I've been trying to write a Twitter crawler that saves author data to Neo4j. I'm currently running a free tier AuraDB instance, and have been using the following python code (simplified) for my queries:
class Client:
def __init__(self, uri: str, user: str, password: str):
self.driver = GraphDatabase.driver(uri, auth=(user, password))
with self.driver.session() as session:
session.run("CREATE CONSTRAINT author_id IF NOT EXISTS ON (a:Author) ASSERT a.id IS UNIQUE")
def write(self, query) -> List[Any]:
with self.driver.session() as session:
result = session.write_transaction(self.run_query, query)
self.driver.close()
return result
def run_query(self, tx, query):
result = tx.run(query)
return result.graph()
This client instance is a singleton, so I'm not recreating the driver object at every request.
My writing query looks like this:
queries = []
for i, tweet in enumerate(tweets):
tweet_author = tweet.author
tweet_author_query = f"MERGE (a{i}:Author {{ 'id': {tweet_author.id}, 'username': {tweet_author.username} }})"
parent_author = tweet.parent.author
parent_author_query = f"MERGE (pa{i}:Author {{ 'id': {parent_author.id}, 'username': {parent_author.username} })"
relationship_query = f"MERGE (a{i})-[:{tweet.kind}]->(pa{i})"
queries.append(f"{parent_author_query} {tweet_author_query} {relationship_query}")
query = " ".join(queries)
self.db.write(query)
I've read that bigger batches are faster, but haven't been successful.
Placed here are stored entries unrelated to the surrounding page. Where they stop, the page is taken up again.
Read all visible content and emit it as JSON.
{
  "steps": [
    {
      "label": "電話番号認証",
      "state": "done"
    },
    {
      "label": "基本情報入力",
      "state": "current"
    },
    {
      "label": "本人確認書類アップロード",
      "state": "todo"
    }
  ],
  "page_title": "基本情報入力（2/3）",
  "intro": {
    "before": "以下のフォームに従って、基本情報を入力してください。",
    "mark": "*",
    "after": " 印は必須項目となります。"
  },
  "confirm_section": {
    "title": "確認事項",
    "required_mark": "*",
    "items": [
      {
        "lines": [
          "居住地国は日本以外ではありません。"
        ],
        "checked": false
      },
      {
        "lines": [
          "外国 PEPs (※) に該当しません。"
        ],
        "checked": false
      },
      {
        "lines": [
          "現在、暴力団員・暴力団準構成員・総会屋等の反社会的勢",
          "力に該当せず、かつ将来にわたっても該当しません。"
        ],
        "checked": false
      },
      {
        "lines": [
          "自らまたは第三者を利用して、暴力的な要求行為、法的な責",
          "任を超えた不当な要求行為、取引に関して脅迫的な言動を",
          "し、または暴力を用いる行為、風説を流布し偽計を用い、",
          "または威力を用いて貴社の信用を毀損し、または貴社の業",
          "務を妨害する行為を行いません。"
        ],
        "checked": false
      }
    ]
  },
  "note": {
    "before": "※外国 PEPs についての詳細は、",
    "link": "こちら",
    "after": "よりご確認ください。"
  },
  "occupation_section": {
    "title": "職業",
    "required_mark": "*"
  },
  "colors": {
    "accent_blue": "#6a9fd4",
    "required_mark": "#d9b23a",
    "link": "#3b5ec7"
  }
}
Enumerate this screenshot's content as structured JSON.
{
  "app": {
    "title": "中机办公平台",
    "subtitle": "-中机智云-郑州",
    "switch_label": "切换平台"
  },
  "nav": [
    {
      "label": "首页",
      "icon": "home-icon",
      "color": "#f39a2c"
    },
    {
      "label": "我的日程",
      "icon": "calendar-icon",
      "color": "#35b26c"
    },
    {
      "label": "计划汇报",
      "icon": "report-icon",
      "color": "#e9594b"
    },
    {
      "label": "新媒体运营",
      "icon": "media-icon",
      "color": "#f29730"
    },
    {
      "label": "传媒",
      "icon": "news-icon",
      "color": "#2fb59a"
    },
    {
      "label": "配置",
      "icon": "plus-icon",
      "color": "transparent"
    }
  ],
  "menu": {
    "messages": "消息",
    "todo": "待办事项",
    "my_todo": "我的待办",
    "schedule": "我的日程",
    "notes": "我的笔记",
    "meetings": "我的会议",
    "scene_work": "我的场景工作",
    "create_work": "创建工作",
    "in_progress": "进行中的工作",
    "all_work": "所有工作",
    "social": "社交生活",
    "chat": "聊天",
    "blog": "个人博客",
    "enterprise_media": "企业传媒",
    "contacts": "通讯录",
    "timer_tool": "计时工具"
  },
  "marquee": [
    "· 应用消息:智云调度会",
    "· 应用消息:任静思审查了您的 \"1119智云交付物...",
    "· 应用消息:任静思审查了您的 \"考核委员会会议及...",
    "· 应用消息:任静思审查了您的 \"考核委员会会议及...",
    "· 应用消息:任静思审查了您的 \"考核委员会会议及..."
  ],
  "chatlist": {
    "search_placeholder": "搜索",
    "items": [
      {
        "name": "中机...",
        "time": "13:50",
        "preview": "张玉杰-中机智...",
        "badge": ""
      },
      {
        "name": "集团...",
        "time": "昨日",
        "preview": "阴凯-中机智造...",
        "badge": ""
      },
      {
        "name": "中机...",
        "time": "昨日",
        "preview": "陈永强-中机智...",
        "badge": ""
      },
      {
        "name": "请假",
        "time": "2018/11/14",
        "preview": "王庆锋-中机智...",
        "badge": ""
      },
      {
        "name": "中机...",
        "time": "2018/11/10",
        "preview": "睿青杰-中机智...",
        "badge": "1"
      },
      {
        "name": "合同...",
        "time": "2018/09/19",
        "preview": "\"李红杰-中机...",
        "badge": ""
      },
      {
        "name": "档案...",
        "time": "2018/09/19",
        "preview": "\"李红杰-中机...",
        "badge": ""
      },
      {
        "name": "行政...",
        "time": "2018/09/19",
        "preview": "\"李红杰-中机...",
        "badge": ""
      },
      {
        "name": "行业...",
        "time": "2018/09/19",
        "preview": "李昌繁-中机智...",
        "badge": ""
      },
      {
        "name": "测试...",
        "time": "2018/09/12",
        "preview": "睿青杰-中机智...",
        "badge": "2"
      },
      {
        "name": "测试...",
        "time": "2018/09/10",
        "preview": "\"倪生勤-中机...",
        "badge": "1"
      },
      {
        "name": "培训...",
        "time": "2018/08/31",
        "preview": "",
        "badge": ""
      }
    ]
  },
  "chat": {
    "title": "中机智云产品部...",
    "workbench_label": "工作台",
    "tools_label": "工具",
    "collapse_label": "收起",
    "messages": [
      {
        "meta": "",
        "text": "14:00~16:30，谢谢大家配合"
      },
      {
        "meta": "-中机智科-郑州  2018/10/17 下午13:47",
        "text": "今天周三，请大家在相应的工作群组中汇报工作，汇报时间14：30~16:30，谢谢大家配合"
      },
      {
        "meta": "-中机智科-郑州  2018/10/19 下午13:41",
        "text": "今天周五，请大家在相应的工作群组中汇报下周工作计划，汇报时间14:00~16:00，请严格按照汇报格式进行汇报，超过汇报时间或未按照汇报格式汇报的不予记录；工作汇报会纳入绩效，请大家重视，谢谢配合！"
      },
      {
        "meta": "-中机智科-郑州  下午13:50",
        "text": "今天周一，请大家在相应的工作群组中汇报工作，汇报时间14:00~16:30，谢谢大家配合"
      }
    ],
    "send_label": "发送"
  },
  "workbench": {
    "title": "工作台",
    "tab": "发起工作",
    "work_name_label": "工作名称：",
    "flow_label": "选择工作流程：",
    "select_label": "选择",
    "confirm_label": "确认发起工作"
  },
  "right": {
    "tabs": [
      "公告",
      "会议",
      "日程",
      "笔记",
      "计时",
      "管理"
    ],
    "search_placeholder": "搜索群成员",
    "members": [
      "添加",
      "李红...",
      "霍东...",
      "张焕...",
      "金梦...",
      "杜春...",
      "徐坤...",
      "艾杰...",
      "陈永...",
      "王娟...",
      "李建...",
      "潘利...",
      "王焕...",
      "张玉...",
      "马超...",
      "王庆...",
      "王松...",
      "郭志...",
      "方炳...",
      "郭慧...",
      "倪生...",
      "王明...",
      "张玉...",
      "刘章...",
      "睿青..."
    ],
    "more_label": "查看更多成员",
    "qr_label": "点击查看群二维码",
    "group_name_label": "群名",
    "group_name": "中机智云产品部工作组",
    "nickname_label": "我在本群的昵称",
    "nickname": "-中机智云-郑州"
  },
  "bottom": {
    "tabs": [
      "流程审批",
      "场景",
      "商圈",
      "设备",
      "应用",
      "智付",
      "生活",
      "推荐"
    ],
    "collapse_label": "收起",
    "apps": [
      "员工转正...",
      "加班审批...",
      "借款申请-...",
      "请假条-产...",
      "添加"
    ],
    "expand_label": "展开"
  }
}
For a batch of 100 tweets, the write transaction takes around 20s:
[2022-10-26 22:19:37,870: INFO/ForkPoolWorker-4] Task crawler.use_cases.tasks.tasks.query_tweets[c481a1bb-ca64-4c4c-acf0-24120b577b21] succeeded in 21.27412606299913s: None
For a batch of 1000 tweets, the operation took over 20 minutes, after which I got a defunct connection error:
[2022-10-26 22:21:23,193: INFO/MainProcess] Task crawler.use_cases.tasks.tasks.query_tweets[ec340381-aa35-4589-aa9c-65417fe55d54] received
[2022-10-26 22:52:05,848: ERROR/ForkPoolWorker-4] Failed to read from defunct connection IPv4Address(('xxxxxxxxx.databases.neo4j.io', 7687)) (IPv4Address(('xx.xxx.xxx.xx', 7687)))
I'm pretty lost as to what may be happening. I tried using a unique ID index, but that doesn't seem to have helped. Can anyone help me?